China will bring more frozen pork from its state reserves to the market today (July 10). This is to limit price increases after prices rose sharply in June, partly as a result of the corona crisis.
The country sells 20.000 tons of pork today, according to a statement from the China Merchandise Reserve Management Center. This meat comes from the meat reserves of the Chinese government. On June 23, a large quantity of approximately 23.000 tons of pork was also offered from the state reserves. This brings the total sales of frozen pork this year to 430.000 tons.
China is making the state reserves available because of the sharply rising prices.

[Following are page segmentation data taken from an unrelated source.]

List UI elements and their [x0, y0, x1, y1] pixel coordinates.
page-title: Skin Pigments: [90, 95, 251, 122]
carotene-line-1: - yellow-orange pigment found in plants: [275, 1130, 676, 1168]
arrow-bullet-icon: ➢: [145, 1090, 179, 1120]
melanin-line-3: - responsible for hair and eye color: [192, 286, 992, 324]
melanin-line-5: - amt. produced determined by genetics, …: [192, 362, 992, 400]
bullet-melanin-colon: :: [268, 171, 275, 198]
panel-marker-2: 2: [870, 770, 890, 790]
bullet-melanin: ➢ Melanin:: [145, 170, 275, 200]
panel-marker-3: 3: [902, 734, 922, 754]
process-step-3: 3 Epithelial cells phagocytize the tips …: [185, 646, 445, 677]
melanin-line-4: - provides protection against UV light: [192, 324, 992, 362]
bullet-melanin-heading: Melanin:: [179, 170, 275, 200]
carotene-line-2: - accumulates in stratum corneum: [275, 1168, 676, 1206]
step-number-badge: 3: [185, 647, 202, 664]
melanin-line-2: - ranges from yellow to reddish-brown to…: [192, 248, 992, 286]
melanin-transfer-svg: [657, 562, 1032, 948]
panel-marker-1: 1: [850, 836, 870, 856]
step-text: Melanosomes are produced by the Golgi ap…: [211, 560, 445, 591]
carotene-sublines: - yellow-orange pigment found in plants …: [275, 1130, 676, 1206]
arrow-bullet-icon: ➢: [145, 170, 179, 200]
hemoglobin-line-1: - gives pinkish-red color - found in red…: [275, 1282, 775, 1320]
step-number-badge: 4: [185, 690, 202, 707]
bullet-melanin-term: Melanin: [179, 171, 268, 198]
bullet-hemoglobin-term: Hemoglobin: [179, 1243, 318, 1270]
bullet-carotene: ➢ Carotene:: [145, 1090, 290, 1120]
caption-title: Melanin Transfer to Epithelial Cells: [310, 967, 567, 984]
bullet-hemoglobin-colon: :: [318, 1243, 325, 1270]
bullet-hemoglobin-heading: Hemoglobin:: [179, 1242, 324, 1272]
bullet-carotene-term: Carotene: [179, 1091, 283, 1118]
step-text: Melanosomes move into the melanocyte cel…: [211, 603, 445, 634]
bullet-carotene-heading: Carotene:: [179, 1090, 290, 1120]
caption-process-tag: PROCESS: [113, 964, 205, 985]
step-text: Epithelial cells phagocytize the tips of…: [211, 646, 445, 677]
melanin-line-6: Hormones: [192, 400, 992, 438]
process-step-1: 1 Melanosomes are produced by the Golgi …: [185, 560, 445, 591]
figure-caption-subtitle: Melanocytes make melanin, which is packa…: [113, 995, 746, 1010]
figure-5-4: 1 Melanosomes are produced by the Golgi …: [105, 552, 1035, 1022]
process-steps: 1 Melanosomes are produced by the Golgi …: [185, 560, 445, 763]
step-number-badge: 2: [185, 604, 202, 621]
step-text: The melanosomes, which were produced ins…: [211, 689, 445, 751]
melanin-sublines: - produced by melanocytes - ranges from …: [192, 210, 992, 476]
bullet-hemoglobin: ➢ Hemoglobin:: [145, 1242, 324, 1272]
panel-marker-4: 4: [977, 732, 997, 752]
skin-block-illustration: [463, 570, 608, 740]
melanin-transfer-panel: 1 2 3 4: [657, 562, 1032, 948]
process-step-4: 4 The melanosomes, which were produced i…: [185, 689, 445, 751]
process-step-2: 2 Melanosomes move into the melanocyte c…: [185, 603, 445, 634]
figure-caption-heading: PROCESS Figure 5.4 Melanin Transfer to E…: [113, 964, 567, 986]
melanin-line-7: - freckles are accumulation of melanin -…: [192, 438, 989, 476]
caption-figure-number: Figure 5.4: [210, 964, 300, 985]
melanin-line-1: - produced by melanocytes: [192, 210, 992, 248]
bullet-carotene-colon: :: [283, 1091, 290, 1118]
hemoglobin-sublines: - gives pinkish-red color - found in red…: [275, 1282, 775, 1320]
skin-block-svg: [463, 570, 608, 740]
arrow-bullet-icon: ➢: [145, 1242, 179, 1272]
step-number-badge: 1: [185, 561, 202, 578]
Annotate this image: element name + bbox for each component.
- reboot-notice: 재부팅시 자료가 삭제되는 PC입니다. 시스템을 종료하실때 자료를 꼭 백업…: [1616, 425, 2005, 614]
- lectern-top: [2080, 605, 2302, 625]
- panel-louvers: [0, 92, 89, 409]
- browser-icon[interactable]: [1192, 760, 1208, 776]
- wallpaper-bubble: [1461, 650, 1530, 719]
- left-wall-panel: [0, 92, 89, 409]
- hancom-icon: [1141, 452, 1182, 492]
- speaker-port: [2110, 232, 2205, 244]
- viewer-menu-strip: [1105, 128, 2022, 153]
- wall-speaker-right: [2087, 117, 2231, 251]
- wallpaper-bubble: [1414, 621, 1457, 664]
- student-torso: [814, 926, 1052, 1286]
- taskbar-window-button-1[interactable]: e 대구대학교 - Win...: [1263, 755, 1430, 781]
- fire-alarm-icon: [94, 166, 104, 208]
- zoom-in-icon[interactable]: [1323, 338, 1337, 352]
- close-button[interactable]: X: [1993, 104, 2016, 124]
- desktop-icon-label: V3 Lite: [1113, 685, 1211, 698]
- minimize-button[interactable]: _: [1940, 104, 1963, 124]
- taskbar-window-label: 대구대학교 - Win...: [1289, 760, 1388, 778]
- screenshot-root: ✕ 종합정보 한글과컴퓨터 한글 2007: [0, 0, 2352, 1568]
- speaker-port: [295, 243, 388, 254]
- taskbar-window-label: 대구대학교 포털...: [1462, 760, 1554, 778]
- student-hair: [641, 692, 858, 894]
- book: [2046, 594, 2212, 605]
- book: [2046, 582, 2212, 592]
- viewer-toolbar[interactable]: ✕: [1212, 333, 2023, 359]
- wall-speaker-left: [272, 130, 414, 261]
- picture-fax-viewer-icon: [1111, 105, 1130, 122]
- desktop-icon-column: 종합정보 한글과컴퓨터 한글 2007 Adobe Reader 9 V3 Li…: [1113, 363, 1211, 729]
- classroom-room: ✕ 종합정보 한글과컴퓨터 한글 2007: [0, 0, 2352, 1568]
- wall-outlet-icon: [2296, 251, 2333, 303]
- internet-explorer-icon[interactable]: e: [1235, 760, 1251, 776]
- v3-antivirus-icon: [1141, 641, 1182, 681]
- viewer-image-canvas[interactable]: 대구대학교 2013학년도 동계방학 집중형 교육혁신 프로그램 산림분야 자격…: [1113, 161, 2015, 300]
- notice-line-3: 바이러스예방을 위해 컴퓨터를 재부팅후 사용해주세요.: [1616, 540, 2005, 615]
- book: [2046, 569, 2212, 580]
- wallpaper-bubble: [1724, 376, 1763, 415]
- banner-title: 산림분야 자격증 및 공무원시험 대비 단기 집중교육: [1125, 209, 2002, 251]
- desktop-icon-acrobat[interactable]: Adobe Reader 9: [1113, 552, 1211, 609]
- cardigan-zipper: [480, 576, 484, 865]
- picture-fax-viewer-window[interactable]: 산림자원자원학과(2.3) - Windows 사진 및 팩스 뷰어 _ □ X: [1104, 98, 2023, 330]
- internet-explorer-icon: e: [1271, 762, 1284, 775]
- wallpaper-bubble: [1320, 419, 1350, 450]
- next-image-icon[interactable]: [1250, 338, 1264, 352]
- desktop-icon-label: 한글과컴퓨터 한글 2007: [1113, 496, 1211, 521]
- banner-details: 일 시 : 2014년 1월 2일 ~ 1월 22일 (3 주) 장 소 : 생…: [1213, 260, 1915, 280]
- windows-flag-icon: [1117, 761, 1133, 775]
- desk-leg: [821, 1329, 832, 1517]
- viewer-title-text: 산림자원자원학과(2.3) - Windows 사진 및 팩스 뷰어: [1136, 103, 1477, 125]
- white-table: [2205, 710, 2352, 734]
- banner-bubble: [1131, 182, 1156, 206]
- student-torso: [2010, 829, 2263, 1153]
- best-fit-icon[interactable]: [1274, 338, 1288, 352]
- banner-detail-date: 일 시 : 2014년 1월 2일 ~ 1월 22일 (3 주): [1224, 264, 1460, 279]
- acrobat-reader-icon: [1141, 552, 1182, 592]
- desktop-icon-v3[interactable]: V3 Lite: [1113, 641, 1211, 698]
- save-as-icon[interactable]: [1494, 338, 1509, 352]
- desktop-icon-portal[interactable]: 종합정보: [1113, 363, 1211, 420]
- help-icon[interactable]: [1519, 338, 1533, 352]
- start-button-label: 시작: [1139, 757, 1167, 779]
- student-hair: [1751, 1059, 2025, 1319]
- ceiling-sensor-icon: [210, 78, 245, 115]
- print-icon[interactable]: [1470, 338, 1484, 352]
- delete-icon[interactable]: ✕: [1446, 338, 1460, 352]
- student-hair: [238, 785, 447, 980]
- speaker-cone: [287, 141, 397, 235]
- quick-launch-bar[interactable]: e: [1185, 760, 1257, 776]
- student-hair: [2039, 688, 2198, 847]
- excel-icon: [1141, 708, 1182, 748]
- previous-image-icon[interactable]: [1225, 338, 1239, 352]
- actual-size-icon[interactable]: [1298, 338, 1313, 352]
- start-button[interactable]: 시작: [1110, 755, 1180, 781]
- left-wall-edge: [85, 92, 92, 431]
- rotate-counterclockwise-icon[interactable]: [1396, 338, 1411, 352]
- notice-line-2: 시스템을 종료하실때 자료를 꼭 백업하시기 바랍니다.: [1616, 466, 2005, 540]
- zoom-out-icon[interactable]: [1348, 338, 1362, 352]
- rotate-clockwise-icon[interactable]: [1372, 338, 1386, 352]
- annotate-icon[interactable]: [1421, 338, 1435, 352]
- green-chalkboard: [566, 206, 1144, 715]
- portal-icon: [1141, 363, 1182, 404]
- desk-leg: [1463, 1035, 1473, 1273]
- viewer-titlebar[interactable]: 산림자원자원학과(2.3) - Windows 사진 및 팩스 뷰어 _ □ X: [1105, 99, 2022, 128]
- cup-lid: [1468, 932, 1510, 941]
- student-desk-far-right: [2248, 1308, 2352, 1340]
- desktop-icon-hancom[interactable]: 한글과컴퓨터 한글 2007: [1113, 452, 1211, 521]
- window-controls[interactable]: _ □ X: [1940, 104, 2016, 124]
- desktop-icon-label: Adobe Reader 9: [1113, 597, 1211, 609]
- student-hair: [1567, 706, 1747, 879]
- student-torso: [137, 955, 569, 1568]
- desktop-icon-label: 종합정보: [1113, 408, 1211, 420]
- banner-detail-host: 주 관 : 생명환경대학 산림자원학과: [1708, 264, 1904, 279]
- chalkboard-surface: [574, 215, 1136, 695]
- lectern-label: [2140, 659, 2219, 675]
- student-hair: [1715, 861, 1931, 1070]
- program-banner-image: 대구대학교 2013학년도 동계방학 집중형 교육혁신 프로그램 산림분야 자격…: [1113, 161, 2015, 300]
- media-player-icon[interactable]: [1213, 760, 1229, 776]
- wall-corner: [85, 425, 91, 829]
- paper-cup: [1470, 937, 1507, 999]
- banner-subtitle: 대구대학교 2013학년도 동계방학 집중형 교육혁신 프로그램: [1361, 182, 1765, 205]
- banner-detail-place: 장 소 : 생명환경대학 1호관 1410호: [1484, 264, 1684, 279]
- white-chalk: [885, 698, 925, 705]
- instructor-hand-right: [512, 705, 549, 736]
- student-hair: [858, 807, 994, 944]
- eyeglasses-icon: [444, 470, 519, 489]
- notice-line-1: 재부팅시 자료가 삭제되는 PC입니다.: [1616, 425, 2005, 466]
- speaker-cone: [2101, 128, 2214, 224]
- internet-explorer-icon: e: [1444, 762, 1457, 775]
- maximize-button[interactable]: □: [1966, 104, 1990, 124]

In June, domestic wholesale pork prices rose as much as 16%, the largest monthly increase since October.
Import ban
Chinese pork prices were already high amid shrinking domestic pig numbers due to African swine fever outbreaks. China is also struggling with large-scale corona infections among staff, as a result of which imports from several slaughterhouses have been stopped. This import stop has made pork even scarcer and prices have risen sharply. The import ban applies to several European and Brazilian slaughterhouses and Dutch slaughterhouses also cannot escape the export ban.
The marketing of the state reserves can be explained by the price increases. On the other hand, the sale is striking, given the import ban that the country is struggling with. As the country has stopped importing from dozens of overseas producers and is now further thinning its frozen stock. It is not known how high China's state pork reserves really are, so China may have enough leeway.